On the other hand, programs that are running on your computer, and therefore using up your computer’s memory, are directly affecting its speed. And the biggest culprits are the little icons you see next to the clock, usually on the lower right hand side of the screen on a computer running one of the Microsoft Windows operating systems like XP, Vista or Windows 7.
Good news and bad news
Here’s the good news. You can usually tweak these programs to stop running when your computer starts up or, if they are completely unnecessary, uninstall them. In this case, uninstalling actually helps because not only are the programs taking up hard drive space but they are also taking up precious memory space since they are loaded into memory each time your computer starts up.

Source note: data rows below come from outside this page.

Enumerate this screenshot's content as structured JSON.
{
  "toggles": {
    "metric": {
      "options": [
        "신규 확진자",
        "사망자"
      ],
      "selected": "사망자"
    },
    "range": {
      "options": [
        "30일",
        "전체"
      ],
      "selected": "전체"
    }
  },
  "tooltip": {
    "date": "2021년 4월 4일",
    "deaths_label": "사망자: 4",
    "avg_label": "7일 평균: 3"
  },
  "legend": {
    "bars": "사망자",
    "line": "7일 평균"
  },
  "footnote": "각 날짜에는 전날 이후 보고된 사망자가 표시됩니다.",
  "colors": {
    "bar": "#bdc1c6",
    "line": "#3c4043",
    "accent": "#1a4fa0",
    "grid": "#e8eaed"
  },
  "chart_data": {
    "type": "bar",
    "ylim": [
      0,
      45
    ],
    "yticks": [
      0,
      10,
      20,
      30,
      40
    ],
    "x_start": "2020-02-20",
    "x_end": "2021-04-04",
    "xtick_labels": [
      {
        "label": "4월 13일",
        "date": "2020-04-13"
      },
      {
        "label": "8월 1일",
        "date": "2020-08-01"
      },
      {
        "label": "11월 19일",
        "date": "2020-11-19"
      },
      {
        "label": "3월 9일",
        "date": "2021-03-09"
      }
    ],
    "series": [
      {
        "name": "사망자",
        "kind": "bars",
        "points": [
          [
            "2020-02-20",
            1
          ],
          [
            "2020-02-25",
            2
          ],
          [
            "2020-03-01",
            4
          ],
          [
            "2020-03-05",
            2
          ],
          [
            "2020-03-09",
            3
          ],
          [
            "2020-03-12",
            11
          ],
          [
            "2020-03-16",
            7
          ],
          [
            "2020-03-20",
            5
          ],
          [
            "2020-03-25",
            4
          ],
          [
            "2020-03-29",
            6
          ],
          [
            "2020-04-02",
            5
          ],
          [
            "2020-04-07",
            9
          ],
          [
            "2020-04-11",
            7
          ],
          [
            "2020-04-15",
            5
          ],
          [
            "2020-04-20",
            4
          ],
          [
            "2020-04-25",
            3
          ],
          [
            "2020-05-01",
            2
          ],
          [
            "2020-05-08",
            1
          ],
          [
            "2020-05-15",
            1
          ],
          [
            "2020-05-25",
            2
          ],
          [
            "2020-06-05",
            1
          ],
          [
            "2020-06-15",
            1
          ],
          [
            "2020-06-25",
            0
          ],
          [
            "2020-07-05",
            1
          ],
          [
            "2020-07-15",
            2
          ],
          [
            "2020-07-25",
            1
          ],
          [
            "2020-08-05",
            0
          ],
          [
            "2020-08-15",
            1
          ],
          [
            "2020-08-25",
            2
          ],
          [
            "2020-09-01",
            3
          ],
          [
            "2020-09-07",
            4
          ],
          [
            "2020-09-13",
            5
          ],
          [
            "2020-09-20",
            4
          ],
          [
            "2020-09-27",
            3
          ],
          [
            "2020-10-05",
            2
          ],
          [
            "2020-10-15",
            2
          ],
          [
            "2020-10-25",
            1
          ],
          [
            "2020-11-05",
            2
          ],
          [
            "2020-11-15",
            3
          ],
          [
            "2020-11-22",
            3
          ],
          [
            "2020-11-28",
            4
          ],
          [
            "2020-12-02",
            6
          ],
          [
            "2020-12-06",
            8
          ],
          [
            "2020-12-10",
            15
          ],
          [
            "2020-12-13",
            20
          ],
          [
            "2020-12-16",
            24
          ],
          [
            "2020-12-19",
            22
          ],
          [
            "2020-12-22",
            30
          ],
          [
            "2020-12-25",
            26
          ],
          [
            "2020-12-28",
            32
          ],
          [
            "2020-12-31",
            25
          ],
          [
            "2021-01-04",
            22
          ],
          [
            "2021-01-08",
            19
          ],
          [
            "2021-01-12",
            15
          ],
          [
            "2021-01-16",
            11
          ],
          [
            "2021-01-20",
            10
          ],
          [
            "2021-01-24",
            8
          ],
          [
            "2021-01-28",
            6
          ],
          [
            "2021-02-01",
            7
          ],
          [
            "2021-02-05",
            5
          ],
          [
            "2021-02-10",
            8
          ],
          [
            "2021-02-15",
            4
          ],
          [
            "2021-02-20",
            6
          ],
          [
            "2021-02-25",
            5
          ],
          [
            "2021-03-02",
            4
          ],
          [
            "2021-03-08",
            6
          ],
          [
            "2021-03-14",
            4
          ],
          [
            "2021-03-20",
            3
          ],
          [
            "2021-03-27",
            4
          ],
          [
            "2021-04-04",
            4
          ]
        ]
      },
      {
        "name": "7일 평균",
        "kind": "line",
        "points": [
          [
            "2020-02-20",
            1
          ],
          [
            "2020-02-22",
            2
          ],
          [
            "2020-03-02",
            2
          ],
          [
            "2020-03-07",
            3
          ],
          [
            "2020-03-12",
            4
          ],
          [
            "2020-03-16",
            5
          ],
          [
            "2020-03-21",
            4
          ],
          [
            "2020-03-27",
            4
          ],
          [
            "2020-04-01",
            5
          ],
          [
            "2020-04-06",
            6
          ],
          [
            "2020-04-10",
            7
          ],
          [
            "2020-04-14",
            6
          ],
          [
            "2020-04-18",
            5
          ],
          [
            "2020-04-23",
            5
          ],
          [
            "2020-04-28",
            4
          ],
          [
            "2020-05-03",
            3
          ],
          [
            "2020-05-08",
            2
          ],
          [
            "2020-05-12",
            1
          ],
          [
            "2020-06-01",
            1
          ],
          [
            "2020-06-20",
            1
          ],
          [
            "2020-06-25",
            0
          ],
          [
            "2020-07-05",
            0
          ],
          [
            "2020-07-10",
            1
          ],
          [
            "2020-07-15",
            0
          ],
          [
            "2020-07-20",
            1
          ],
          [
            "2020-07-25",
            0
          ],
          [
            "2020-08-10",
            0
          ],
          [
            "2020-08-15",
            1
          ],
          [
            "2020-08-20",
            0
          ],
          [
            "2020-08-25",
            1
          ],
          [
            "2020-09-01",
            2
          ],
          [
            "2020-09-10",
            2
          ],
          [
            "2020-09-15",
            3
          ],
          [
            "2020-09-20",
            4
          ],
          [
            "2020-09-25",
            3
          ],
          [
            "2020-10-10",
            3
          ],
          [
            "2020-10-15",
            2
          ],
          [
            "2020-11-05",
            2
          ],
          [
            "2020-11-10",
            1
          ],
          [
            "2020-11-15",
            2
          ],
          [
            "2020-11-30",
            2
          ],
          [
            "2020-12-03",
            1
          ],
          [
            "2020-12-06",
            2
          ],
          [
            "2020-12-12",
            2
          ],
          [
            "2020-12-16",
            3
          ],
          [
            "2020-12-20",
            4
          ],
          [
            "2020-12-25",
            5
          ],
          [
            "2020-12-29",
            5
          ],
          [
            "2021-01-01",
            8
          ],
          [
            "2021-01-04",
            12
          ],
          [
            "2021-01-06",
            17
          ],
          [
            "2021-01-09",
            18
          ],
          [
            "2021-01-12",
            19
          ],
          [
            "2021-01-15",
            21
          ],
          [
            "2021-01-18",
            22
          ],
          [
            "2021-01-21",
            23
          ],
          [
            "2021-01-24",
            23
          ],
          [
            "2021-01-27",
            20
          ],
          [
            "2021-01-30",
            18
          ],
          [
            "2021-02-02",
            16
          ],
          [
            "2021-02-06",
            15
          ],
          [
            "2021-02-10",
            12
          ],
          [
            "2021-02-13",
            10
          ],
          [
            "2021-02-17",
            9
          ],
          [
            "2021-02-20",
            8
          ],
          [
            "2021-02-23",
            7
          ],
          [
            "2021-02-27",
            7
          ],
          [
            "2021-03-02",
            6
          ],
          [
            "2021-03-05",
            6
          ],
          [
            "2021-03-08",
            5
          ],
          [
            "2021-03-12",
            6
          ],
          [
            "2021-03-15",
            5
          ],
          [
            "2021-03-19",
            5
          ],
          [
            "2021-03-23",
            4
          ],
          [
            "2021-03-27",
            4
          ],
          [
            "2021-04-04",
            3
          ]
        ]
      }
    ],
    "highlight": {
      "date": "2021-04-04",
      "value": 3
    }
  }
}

Here’s the bad news. It’s not as easy as it sounds to figure out which programs to stop and which ones to leave alone. Unfortunately, some of the programs that load when your computer starts up are actually needed. For example, an anti-virus or a computer backup program.
How brave are you?
It really comes down to how brave you feel. If you’re the brave type, you can selectively stop programs from loading when your computer starts up by using the built-in MSCONFIG utility. Follow this link for some step by step instructions on how to do this.
If you’re not the brave type, your options are pretty limited. You could try buying more memory for the computer. I’ve done this for several of my clients and all of them have been immediately impressed with the results. But a bit of more bad news. If you don’t know how to compare the maximum of amount of memory your computer allows vs. the amount of memory you currently have as well as determine the exact type of memory your computer uses, you probably shouldn’t be trying this.
Time vs. money
Which brings us to hiring an expert. It really comes down to what your time is worth. If an expert can come in and speed up your computer and/or add more memory for $150 and give you back your time spent being frustrated with your computer, would it be worth it? Only you can answer that question.